Even two thirds full, Wait Chapel on the campus of Wake Forest University holds more audience than any other hall in this City of Arts and Innovation. So when the Winston-Salem Symphony moved its side-by side concert pairing with the Winston-Salem Youth Symphony to the Demon-Deacon campus, in partnership with the university’s Institute for Public Engagement, making it free to the public and calling it “Concert for Community,” it knew what it was doing. The stage had to be extended an extra ten feet to accommodate 77 string players and another 50-odd wind, brass, percussion and keyboard players. The large ensemble opened and closed the concert with substantial pieces but was pared down to the Winston-Salem Symphony only to accompany this year’s winners of Winston-Salem Symphony’s Youth Talent Search.

Started in 1986, the Youth Talent Search has yielded winners such as Lisa Kim, now a principal violinist with the New York Philharmonic, Ryu Goto, a 23-year-old rising super-star violinist, and North Carolina’s own Stefani Collins.
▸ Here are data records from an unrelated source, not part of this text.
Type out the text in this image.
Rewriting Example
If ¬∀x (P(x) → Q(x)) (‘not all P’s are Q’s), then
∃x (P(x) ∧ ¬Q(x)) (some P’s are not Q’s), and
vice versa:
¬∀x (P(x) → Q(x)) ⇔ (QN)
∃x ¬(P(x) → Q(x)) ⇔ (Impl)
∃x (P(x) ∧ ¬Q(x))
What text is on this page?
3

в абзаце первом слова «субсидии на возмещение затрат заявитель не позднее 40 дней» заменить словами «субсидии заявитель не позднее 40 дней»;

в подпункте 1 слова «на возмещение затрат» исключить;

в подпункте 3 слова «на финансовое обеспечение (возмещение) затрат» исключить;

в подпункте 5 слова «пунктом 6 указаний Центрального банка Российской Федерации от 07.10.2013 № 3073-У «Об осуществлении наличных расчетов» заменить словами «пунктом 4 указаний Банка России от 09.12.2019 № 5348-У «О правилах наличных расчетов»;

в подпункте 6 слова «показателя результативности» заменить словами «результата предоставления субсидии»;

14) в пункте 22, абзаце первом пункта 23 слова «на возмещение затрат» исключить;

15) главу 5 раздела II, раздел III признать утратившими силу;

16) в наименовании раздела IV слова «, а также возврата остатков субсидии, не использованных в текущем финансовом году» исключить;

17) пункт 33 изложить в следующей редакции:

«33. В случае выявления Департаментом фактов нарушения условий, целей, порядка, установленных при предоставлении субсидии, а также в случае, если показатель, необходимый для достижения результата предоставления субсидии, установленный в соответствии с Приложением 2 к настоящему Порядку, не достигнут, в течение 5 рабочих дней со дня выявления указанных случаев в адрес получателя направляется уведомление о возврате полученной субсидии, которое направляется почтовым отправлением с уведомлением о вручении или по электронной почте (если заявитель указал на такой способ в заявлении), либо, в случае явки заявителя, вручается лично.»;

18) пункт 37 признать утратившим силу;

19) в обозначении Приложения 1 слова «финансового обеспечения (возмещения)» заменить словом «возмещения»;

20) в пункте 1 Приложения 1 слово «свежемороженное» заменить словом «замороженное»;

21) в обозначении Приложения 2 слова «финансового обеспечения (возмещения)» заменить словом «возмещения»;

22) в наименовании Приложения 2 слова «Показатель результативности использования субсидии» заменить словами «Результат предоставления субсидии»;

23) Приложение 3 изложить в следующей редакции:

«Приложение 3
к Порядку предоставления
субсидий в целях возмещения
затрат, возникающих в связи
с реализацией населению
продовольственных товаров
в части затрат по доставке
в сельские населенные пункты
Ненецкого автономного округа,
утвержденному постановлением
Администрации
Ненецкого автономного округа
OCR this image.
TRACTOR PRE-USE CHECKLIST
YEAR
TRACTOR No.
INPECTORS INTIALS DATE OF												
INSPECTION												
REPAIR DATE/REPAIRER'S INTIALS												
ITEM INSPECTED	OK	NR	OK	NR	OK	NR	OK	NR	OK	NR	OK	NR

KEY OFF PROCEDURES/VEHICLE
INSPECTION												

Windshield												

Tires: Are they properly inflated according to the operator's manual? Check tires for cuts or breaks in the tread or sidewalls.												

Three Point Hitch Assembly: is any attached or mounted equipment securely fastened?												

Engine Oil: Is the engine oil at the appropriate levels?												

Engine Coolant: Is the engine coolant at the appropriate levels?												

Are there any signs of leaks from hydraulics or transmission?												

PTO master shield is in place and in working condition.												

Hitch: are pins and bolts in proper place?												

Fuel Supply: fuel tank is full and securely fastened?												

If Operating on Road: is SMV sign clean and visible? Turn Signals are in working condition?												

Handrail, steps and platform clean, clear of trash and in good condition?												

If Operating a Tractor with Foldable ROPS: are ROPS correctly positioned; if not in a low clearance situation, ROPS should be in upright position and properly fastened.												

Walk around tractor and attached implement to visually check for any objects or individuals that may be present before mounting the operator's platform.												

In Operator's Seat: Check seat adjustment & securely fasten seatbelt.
Judging from their performances at Wait Chapel, this year’s winners, both pianists, may also one day become super-stars.

Winner of the younger division (8-12 years old), Kevin Xu, a fifth-grader from Cary, NC, played the first movement of one of Mozart’s best known piano concertos, No. 23 in A. Gifted with a sense of poetry as well as a sure technique, Mr. Xu’s playing was delicate yet robust enough to withstand a somewhat loud and pedestrian orchestral accompaniment.

The winner of the senior division, Chambers Loomis, 18, from Ashville, NC, played the daunting Concerto No. 1 in E-flat by Franz Liszt. This is virtuoso writing and Mr. Loomis carried it off with brilliant style and flair. Unfortunately, the presenters limited him to the last movement of the concerto, doing away with what he excels at, the soft and dreamy middle section of the 18-minute concerto, which I was privileged to hear him play twice. Although Mr. Loomis plans to major in physics (as did Ryu Goto at Harvard), with the right breaks, he could have a fulfilling career as concert pianist.

The concert opened with a performance of the Four Sea Interludes from Peter Grimes by Benjamin Britten, played by the massed orchestras and conducted by Matthew Troy, the conductor of the Winston-Salem Youth Symphony and Associate Conductor of the Winston-Salem Symphony. The first interlude, “Dawn,” pitted the very high strings and flutes, in excellent intonation, against the full-sounding low brass. Lush string sound was featured in the second, “Sunday Morning,” and pulsating syncopations deep in the strings characterized the third interlude, “Moonlight.” The fourth interlude, “Storm” lives up to its name providing a powerful conclusion in contrast to the otherwise ambiguous endings of the other movements. Conductor Troy, tall and standing legs askew, is a no-nonsense conductor whose over-riding concern appears to be clarity. And it works because the performance of the 131 musicians on stage was clean, crisp and well-nuanced.

Winston-Salem Symphony music director Robert Moody closed the concert with a lusty performance of Zoltán Kodály’s Suite from Háry János, but not before amusingly situating the movements in the context of the original opera about an old soldier prone to exaggerate his exploits in life. Again, the massed ensemble rose to the occasion, delivering waves of sound which filled the cavernous chapel, much to the delight of the large crowd of parents, siblings and music-lovers in general. Only in the third and longest of the six movements, “Song,” could one have wished for more expression and rubato.

Announcements were made before the concerto section of the concert, but were drowned out by a crew of very noisy stage hands, dropping and sliding chairs, unaware of both audience and speakers.